In the past, and unfortunately lately as well, my happy place has been a cake, some whipped cream, or a pint of Ben and Jerry’s, and when you’re having a hard time it just tends to make it harder with the self-loathing that follows. Bad coping mechanism to say the least.
My safe place should be a cozy construct in my mind that resembles a velvet lined, horse-drawn carriage going down a dirt lane towards a country house in England, a library like something from Beauty and the Beast, or a Gothic house full of history to ponder and discuss by fireside. Until I manage to get myself to my destination of choice, I’m going to have to construct it entirely from my addiction to Masterpiece Classic.
However, this may as well be a real place, like a private room no one enters in your house (the study from Clue anyone? though that was hardly safe…) where you can be alone and look at your volume of British Birds to calm down. Something like that. Alas, I don’t have enough room in my house for a library. It’s been a dream of mine, to have a study. If nobody locks you in and the lead pipe isn’t missing from the locked cabinet, you’re golden. I’d love a real place I could retire to that felt safe. That safe feeling from childhood has been gone for a long time now. Far too often, the world feels nothing but dangerous and uncertain. That makes finding a safe place, be it within or without, a difficult task.

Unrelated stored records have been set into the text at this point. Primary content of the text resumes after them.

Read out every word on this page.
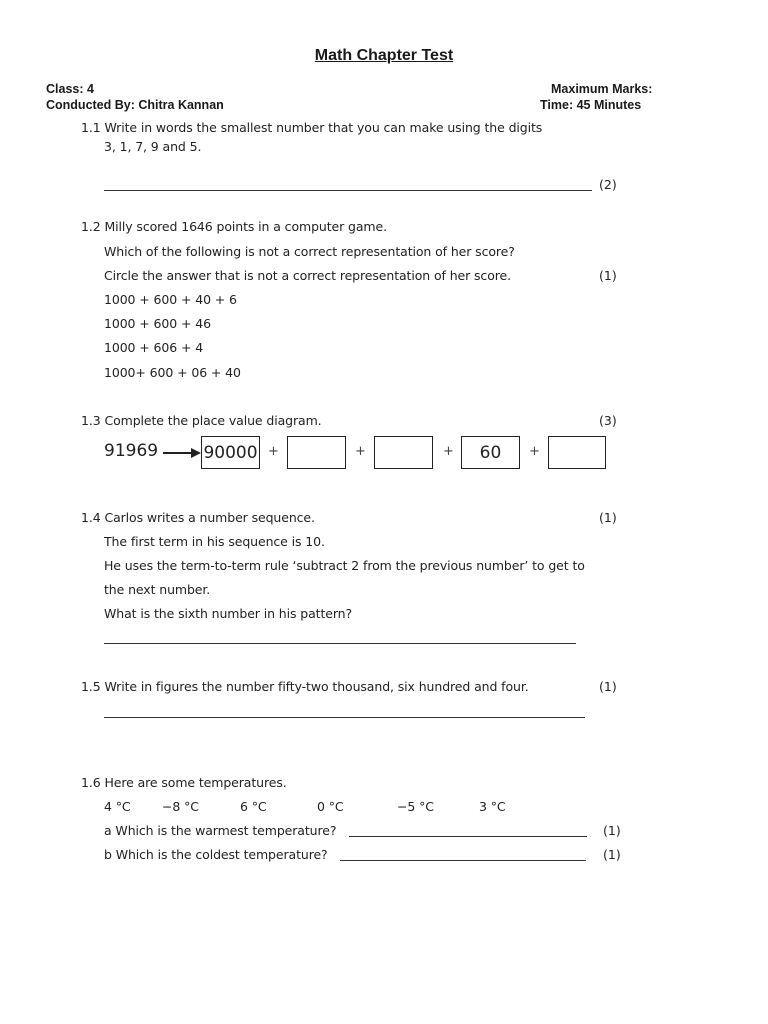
Math Chapter Test
Class: 4
Conducted By: Chitra Kannan
Maximum Marks:
Time: 45 Minutes
1.1 Write in words the smallest number that you can make using the digits
3, 1, 7, 9 and 5.
(2)
1.2 Milly scored 1646 points in a computer game.
Which of the following is not a correct representation of her score?
Circle the answer that is not a correct representation of her score.	(1)
1000 + 600 + 40 + 6
1000 + 600 + 46
1000 + 606 + 4
1000+ 600 + 06 + 40
1.3 Complete the place value diagram.	(3)
91969	90000 +	+	+	60	+
1.4 Carlos writes a number sequence.	(1)
The first term in his sequence is 10.
He uses the term-to-term rule ‘subtract 2 from the previous number’ to get to
the next number.
What is the sixth number in his pattern?
1.5 Write in figures the number fifty-two thousand, six hundred and four.	(1)
1.6 Here are some temperatures.
4 °C	−8 °C	6 °C	0 °C	−5 °C	3 °C
a Which is the warmest temperature?	(1)
b Which is the coldest temperature?	(1)
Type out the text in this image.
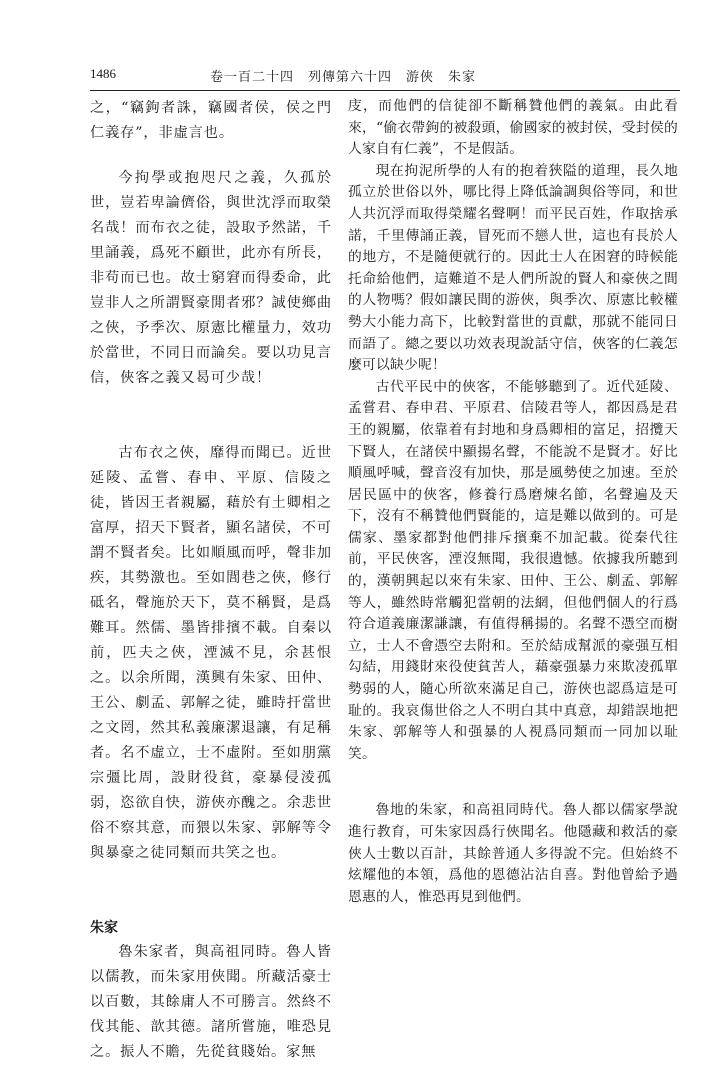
1486	卷一百二十四　列傳第六十四　游俠　朱家

之，“竊鉤者誅，竊國者侯，侯之門仁義存”，非虛言也。

今拘學或抱咫尺之義，久孤於世，豈若卑論儕俗，與世沈浮而取榮名哉！而布衣之徒，設取予然諾，千里誦義，爲死不顧世，此亦有所長，非苟而已也。故士窮窘而得委命，此豈非人之所謂賢豪閒者邪？誠使鄉曲之俠，予季次、原憲比權量力，效功於當世，不同日而論矣。要以功見言信，俠客之義又曷可少哉！

古布衣之俠，靡得而聞已。近世延陵、孟嘗、春申、平原、信陵之徒，皆因王者親屬，藉於有土卿相之富厚，招天下賢者，顯名諸侯，不可謂不賢者矣。比如順風而呼，聲非加疾，其勢激也。至如閭巷之俠，修行砥名，聲施於天下，莫不稱賢，是爲難耳。然儒、墨皆排擯不載。自秦以前，匹夫之俠，湮滅不見，余甚恨之。以余所聞，漢興有朱家、田仲、王公、劇孟、郭解之徒，雖時扞當世之文罔，然其私義廉潔退讓，有足稱者。名不虛立，士不虛附。至如朋黨宗彊比周，設財役貧，豪暴侵淩孤弱，恣欲自快，游俠亦醜之。余悲世俗不察其意，而猥以朱家、郭解等令與暴豪之徒同類而共笑之也。

朱家

魯朱家者，與高祖同時。魯人皆以儒教，而朱家用俠聞。所藏活豪士以百數，其餘庸人不可勝言。然終不伐其能、歆其德。諸所嘗施，唯恐見之。振人不贍，先從貧賤始。家無

庋，而他們的信徒卻不斷稱贊他們的義氣。由此看來，“偷衣帶鉤的被殺頭，偷國家的被封侯，受封侯的人家自有仁義”，不是假話。

現在拘泥所學的人有的抱着狹隘的道理，長久地孤立於世俗以外，哪比得上降低論調與俗等同，和世人共沉浮而取得榮耀名聲啊！而平民百姓，作取捨承諾，千里傳誦正義，冒死而不戀人世，這也有長於人的地方，不是隨便就行的。因此士人在困窘的時候能托命給他們，這難道不是人們所說的賢人和豪俠之間的人物嗎？假如讓民間的游俠，與季次、原憲比較權勢大小能力高下，比較對當世的貢獻，那就不能同日而語了。總之要以功效表現說話守信，俠客的仁義怎麼可以缺少呢！

古代平民中的俠客，不能够聽到了。近代延陵、孟嘗君、春申君、平原君、信陵君等人，都因爲是君王的親屬，依靠着有封地和身爲卿相的富足，招攬天下賢人，在諸侯中顯揚名聲，不能說不是賢才。好比順風呼喊，聲音沒有加快，那是風勢使之加速。至於居民區中的俠客，修養行爲磨煉名節，名聲遍及天下，沒有不稱贊他們賢能的，這是難以做到的。可是儒家、墨家都對他們排斥擯棄不加記載。從秦代往前，平民俠客，湮沒無聞，我很遺憾。依據我所聽到的，漢朝興起以來有朱家、田仲、王公、劇孟、郭解等人，雖然時常觸犯當朝的法網，但他們個人的行爲符合道義廉潔謙讓，有值得稱揚的。名聲不憑空而樹立，士人不會憑空去附和。至於結成幫派的豪强互相勾結，用錢財來役使貧苦人，藉豪强暴力來欺凌孤單勢弱的人，隨心所欲來滿足自己，游俠也認爲這是可耻的。我哀傷世俗之人不明白其中真意，却錯誤地把朱家、郭解等人和强暴的人視爲同類而一同加以耻笑。

魯地的朱家，和高祖同時代。魯人都以儒家學說進行教育，可朱家因爲行俠聞名。他隱藏和救活的豪俠人士數以百計，其餘普通人多得說不完。但始終不炫耀他的本領，爲他的恩德沾沾自喜。對他曾給予過恩惠的人，惟恐再見到他們。
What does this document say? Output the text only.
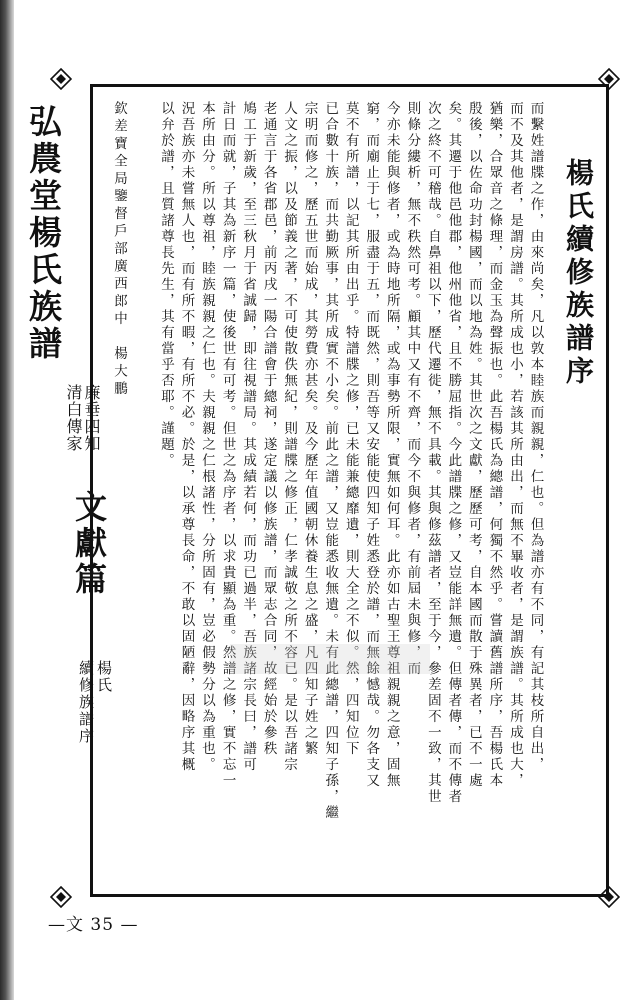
弘農堂楊氏族譜
廉垂四知
清白傳家
文獻篇
楊氏
續修族譜序
楊氏續修族譜序
而繫姓譜牒之作，由來尚矣，凡以敦本睦族而親親，仁也。但為譜亦有不同，有記其枝所自出，
而不及其他者，是謂房譜。其所成也小，若該其所由出，而無不畢收者，是謂族譜。其所成也大，
猶樂，合眾音之條理，而金玉為聲振也。此吾楊氏為總譜，何獨不然乎。嘗讀舊譜所序，吾楊氏本
殷後，以佐命功封楊國，而以地為姓。其世次之文獻，歷歷可考，自本國而散于殊異者，已不一處
矣。其遷于他邑他郡，他州他省，且不勝屈指。今此譜牒之修，又豈能詳無遺。但傳者傳，而不傳者
次之終不可稽哉。自鼻祖以下，歷代遷徙，無不具載。其與修茲譜者，至于今，參差固不一致，其世
則條分縷析，無不秩然可考。顧其中又有不齊，而今不與修者，有前屆未與修，而
今亦未能與修者，或為時地所隔，或為事勢所限，實無如何耳。此亦如古聖王尊祖親親之意，固無
窮，而廟止于七，服盡于五，而既然，則吾等又安能使四知子姓悉登於譜，而無餘憾哉。勿各支又
莫不有所譜，以記其所由出乎。特譜牒之修，已未能兼總靡遺，則大全之不似。然，四知位下
已合數十族，而共勤厥事，其所成實不小矣。前此之譜，又豈能悉收無遺。未有此總譜，四知子孫，繼
宗明而修之，歷五世而始成，其勞費亦甚矣。及今歷年值國朝休養生息之盛，凡四知子姓之繁
人文之振，以及節義之著，不可使散佚無紀，則譜牒之修正，仁孝誠敬之所不容已。是以吾諸宗
老通言于各省郡邑，前丙戌一陽合譜會于總祠，遂定議以修族譜，而眾志合同，故經始於參秩
鳩工于新歲，至三秋月于省誠歸，即往視譜局。其成績若何，而功已過半，吾族諸宗長曰，譜可
計日而就，子其為新序一篇，使後世有可考。但世之為序者，以求貴顯為重。然譜之修，實不忘一
本所由分。所以尊祖，睦族親親之仁也。夫親親之仁根諸性，分所固有，豈必假勢分以為重也。
況吾族亦未嘗無人也，而有所不暇，有所不必。於是，以承尊長命，不敢以固陋辭，因略序其概
以弁於譜，且質諸尊長先生，其有當乎否耶。謹題。
欽差寶全局鑒督戶部廣西郎中　楊大鵬
—文 35 —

The beach has been a safe place for me most of the time. It’s an immediate calming agent, provided I’m there alone. Again, the boy has saved me more than once. He’s the anchor, the happy memories, the love, the comfort that I need during the worst of times. This morning alone, he asked me if I had a nightmare “because you’re hugging me like crazy!” It’s true that the boy is a little happiness machine for me, though that’s probably not fair nor sustainable since the teenage years *gasp* are a few short years away. I can’t imagine how I’m going to get him to hug me then!
Yesterday, in the middle of trying to write, I had a full on panic attack. It became clear that I really had nothing safe to anchor me. I laid down on my floor in front of the heater. I couldn’t imagine anything to calm me down. I couldn’t even breathe. I was crying and going into a derealization mode when the boy came over and started petting my hair and telling me he loved me. Like I’ve said before, nothing beats that. Nothing. But he won’t be here forever. It’s his job to grow up and find his own way and I’ll need to find mine. Once he’s in college I can always make his room a library, or build a bomb shelter in the back yard. The coping with food has to stop, so something has to happen. A dance floor maybe? As long as I don’t hire any maids named Yvette or Tim Curry as a butler, I think I’ll be alright.
Would anyone care for fruit or…dessert?